TERRY GARDNER, a legal secretary in California, returned home from work recently to find two police officers waiting. They said her brother had told them he thought she might be having a breakdown because she had shaved her head.

Ms. Gardner, 50, said in a telephone interview that she had told the officers that she was fine and had shaved her head for an advertising campaign by Air New Zealand, which had hired her to display a temporary tattoo. She turned around and showed them the message, written in henna on the back of her head: “Need A Change? Head Down to New Zealand.”

Ms. Gardner was among 30 of what the airline calls “cranial billboards.” For shaving their noggins and displaying the ad copy for two weeks in November, they received either a round-trip ticket to New Zealand (worth about $1,200) or $777 in cash (an allusion to the Boeing 777, a model in the airline’s fleet).

There is even more.

In 2005, Andrew Fischer, then 20 and living in Omaha, set up an eBay auction offering his forehead as a site for a temporary tattoo advertisement for one month. Green Pharmaceuticals’ Snore- Stop won with a $37,375 bid, and Mr. Fischer appeared on national programs, including “Good Morning America,” and in scores of newspapers and Web sites. Soon afterward, Mr. Fischer sold his forehead a second time — to Golden Palace — but got just $5,000 and scant media attention. His forehead has remained ad-free since. . . “For 40 grand, I don’t regret looking like an idiot for a month,” said Mr. Fischer, when reached by telephone. “But it’s not like the most fun thing in the world to walk around with a big ad on your face.”

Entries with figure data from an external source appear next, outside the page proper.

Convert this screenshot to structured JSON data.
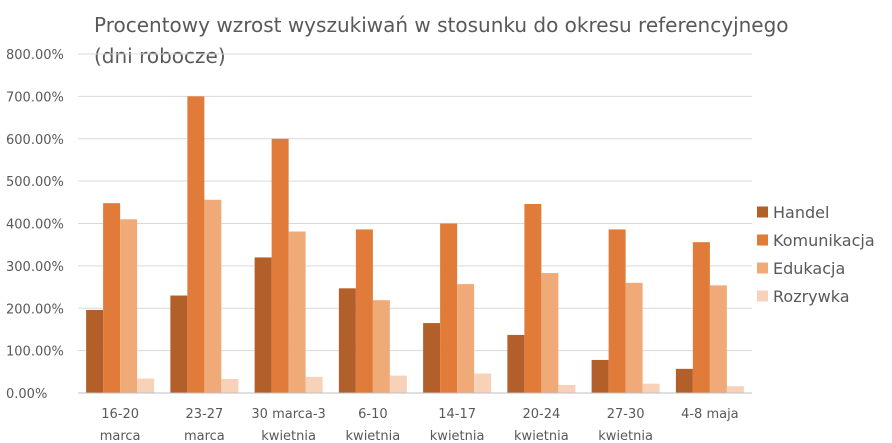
{
  "chart_data": {
    "type": "bar",
    "title_lines": [
      "Procentowy wzrost wyszukiwań w stosunku do okresu referencyjnego",
      "(dni robocze)"
    ],
    "categories": [
      [
        "16-20",
        "marca"
      ],
      [
        "23-27",
        "marca"
      ],
      [
        "30 marca-3",
        "kwietnia"
      ],
      [
        "6-10",
        "kwietnia"
      ],
      [
        "14-17",
        "kwietnia"
      ],
      [
        "20-24",
        "kwietnia"
      ],
      [
        "27-30",
        "kwietnia"
      ],
      [
        "4-8 maja"
      ]
    ],
    "y_ticks": [
      "0.00%",
      "100.00%",
      "200.00%",
      "300.00%",
      "400.00%",
      "500.00%",
      "600.00%",
      "700.00%",
      "800.00%"
    ],
    "ylim": [
      0,
      800
    ],
    "grid": true,
    "legend_position": "right",
    "series": [
      {
        "name": "Handel",
        "color": "#B35F2A",
        "values": [
          196,
          230,
          320,
          247,
          165,
          137,
          78,
          57
        ]
      },
      {
        "name": "Komunikacja",
        "color": "#E07B39",
        "values": [
          448,
          700,
          600,
          386,
          400,
          446,
          386,
          356
        ]
      },
      {
        "name": "Edukacja",
        "color": "#F0AA78",
        "values": [
          410,
          456,
          381,
          219,
          257,
          283,
          260,
          254
        ]
      },
      {
        "name": "Rozrywka",
        "color": "#F8D2B8",
        "values": [
          34,
          33,
          38,
          41,
          46,
          19,
          22,
          16
        ]
      }
    ]
  }
}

Golden Palace has gone the farthest in testing the boundaries of taste. In 2005, through an eBay auction, the casino paid Kari Smith, of Bountiful, Utah, who was then 30, $10,000 to permanently tattoo its Web address on her forehead in large block letters. . . . It has also paid several pregnant women to display temporary tattoos on their rounded bellies, which they agreed to bare at malls and football stadiums.

All this is just another case of turning the body into an object for sale. A modern rendition of the world’s oldest profession. Treating the body in this way is related to all the coverage of A-Rod’s use of performance enhancing drugs that has captured headlines this week. More complex is the issue of surrogate birthing. But all have the common feature of selling the body as a thing, rather than treating individuals as human beings. Some economist will eventually use the data from Mr. Fischer to compute the value of an inch of forehead space.